How'd you get that elvis?
conditional probability \[P(A | B) = \frac{P(A and B)}{P(B)}\] probability he guesses and gets it right = 1/5 probability the question is right = (24+6/5)/30
My exam says that the answer is 1/21. How do u get that?
oh sorry my P(AB) is wrong, it should be 1.2/30 \[\frac{\frac{1.2}{30}}{\frac{25.2}{30}} = \frac{1.2}{25.2} = \frac{1}{21}\]
How'd you get 1.2 and 25.2? Still not quite clear on that.
1.2 is the avg number of questions guessed correctly ---> 6*(1/5) 25.2 is avg total num of correct questions ---> 24 + 6/5
For 0<x<y<z<1, the joint density of (X,Y,Z) is given by f(x,y,z)=48xyz. Find P(Y>1/2). I got .78, but my exam says it's .84.
\[48 \int\limits_.5^1 \int\limits_y^1 \int\limits_0^y (xyz) dx dz dy\] \[= 48 \int\limits_.5^1 \int\limits_y^1 \frac{y^3 z}{2} dz dy\] \[= 48 \int\limits_.5^1 (\frac{y^3}{4} - \frac{y^5}{4}) dy\] \[= 12(\frac{y^4}{4} - \frac{y^6}{6}) |_.5^1\] \[= 1 - \frac{10}{64} = \frac{27}{32}\] = 0.84375
how did you go from pre-calc probability to multi-variable calculus?? lol
Haha, don't know - guess i should've asked that in the calc section.

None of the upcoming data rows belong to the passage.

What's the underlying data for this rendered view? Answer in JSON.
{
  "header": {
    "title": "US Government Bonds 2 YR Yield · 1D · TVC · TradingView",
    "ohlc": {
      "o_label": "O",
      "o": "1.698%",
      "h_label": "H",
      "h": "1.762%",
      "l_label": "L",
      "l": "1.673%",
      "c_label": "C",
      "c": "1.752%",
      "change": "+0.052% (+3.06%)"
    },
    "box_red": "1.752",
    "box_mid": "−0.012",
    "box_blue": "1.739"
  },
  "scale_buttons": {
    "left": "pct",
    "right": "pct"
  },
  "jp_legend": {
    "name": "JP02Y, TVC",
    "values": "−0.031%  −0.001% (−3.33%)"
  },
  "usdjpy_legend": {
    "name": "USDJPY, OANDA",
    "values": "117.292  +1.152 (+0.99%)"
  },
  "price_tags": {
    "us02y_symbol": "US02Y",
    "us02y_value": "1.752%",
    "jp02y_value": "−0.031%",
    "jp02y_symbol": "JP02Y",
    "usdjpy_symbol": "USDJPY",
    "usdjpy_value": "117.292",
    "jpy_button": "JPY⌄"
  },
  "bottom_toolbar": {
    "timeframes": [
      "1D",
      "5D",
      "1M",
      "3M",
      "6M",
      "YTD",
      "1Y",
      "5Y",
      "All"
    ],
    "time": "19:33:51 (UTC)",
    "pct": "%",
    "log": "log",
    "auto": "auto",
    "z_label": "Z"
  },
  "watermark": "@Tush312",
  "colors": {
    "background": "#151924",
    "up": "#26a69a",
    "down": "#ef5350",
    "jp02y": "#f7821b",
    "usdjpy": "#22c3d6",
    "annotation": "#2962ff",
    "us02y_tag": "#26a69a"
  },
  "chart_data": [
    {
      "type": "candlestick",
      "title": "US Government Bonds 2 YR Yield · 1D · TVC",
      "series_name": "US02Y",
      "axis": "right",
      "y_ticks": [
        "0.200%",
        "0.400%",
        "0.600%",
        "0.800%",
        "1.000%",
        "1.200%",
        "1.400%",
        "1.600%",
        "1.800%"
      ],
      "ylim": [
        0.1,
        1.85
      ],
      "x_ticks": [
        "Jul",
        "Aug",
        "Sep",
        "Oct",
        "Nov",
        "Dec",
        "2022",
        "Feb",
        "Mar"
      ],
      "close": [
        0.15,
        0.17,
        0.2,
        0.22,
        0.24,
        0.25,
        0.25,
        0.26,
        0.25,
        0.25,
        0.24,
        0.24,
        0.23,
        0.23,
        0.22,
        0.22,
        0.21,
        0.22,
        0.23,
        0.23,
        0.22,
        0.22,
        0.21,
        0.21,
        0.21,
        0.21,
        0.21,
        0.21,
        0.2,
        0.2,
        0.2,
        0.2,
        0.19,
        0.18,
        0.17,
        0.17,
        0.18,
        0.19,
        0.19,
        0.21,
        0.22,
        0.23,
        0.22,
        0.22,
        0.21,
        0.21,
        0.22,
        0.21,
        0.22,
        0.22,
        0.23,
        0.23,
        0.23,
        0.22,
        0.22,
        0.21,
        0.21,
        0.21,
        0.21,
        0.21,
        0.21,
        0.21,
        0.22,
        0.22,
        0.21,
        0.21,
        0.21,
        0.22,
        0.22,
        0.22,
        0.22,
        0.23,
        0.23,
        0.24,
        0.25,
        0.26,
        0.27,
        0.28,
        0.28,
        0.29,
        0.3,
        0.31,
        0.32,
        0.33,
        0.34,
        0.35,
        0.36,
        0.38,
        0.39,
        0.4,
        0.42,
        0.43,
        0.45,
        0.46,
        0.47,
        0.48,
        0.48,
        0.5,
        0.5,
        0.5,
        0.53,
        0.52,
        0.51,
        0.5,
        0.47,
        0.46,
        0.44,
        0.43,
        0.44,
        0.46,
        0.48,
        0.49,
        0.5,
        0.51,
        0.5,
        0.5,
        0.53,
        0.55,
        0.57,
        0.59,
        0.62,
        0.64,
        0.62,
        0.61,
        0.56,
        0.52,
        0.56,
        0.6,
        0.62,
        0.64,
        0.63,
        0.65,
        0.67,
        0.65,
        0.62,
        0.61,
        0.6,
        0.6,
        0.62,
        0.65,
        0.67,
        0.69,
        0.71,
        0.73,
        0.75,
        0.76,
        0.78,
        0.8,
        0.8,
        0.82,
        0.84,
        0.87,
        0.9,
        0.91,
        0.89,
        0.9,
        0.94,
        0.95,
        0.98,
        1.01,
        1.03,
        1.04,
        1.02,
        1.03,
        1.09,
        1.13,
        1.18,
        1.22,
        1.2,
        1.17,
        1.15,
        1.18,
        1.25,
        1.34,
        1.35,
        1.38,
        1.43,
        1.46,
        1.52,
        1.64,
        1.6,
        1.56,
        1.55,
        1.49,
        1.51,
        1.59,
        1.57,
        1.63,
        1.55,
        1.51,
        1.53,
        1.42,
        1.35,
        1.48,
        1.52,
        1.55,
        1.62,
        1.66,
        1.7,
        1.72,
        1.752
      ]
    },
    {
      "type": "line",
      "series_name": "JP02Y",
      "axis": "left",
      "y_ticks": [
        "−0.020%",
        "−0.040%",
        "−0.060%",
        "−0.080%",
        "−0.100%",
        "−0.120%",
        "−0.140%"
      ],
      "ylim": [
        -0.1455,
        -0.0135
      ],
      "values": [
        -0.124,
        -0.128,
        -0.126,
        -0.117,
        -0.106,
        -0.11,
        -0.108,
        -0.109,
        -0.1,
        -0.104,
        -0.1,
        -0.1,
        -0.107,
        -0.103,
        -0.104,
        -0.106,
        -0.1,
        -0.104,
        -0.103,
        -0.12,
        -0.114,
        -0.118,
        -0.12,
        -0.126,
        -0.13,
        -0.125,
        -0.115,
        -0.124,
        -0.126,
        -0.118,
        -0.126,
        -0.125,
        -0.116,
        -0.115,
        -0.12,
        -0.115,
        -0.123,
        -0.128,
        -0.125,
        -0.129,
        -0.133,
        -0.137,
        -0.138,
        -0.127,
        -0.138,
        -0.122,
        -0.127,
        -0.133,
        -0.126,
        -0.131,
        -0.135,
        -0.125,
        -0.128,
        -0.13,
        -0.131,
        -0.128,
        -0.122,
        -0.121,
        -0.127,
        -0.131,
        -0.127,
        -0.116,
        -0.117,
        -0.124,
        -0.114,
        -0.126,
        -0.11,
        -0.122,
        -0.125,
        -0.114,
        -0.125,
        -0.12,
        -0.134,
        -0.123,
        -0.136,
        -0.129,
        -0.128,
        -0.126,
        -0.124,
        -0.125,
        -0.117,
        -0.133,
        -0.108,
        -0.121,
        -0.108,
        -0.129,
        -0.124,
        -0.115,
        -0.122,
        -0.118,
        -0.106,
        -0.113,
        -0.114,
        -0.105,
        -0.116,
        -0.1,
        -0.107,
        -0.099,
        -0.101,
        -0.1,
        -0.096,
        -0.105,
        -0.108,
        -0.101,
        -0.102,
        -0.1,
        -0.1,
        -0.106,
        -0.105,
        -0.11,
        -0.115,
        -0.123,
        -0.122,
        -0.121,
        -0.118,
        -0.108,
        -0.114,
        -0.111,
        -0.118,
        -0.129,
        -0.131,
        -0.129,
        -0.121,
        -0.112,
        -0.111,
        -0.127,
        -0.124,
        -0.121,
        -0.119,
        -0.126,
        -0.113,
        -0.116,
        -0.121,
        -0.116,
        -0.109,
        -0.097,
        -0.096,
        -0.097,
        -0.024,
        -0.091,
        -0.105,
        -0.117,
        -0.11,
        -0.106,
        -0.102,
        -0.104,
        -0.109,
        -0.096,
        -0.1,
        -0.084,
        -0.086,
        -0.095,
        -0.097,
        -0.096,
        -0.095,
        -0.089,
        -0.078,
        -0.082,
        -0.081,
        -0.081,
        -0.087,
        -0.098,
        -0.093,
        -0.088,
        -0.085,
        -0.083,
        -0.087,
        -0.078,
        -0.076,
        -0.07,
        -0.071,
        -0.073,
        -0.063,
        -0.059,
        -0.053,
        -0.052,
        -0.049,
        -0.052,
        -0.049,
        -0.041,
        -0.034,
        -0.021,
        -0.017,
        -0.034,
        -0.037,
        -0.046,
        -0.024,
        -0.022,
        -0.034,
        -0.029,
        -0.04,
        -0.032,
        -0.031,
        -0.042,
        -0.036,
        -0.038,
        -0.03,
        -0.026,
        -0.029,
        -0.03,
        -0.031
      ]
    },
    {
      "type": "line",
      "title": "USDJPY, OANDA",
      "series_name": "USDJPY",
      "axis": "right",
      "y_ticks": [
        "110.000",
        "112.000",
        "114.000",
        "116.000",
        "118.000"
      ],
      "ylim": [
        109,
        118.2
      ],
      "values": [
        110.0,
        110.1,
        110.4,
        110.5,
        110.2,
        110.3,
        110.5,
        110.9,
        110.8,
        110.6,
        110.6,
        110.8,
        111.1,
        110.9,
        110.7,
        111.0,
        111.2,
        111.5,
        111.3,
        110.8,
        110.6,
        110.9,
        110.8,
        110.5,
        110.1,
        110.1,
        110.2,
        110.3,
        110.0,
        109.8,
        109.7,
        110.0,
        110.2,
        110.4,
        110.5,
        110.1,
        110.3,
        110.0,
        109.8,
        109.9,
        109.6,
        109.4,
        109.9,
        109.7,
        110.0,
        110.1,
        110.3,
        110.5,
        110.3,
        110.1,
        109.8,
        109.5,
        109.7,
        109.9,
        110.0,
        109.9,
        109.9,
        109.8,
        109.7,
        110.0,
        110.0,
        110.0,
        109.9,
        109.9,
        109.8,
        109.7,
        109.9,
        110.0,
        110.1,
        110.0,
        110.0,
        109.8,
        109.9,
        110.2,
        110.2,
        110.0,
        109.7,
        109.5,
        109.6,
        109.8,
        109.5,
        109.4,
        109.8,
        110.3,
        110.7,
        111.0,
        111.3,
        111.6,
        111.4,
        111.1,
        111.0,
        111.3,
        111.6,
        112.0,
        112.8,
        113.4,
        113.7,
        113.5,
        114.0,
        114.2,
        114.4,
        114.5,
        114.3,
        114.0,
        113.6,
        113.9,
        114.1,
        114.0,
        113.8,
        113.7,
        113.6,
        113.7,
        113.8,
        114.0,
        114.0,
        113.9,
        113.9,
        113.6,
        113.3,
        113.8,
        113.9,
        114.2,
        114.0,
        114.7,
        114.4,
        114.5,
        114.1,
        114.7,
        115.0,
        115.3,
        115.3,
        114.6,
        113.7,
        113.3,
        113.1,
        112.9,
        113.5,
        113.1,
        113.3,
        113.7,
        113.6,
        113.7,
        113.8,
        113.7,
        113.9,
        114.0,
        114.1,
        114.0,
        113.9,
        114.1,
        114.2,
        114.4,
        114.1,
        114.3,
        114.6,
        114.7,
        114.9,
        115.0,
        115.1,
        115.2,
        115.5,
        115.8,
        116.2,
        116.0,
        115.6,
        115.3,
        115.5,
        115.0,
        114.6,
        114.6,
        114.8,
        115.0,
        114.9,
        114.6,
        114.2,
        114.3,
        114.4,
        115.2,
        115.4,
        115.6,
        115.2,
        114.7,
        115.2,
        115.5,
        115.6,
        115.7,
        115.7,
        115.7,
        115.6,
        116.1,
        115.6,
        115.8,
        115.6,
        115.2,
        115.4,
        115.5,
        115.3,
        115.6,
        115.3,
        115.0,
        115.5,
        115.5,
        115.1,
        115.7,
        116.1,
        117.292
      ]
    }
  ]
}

I was asked to find a probability though.
Insurance losses L in a given year have a lognormal distribution with L=e^X, where X is a normal random variable with mean 3.9 and standard deviation 0.8. If a $100 deductible and a $50 benefit are imposed, what is the probability the insurance company will pay the benefit limit given that a loss exceeds the deductible?
A fair 6-sided die is rolled 1,000 times. Using a normal approximation with a continuity correction, what is the probability the number of 3's rolled is greater than 150 and less than 180? I'm supposed to get .78, but instead I'm getting .81.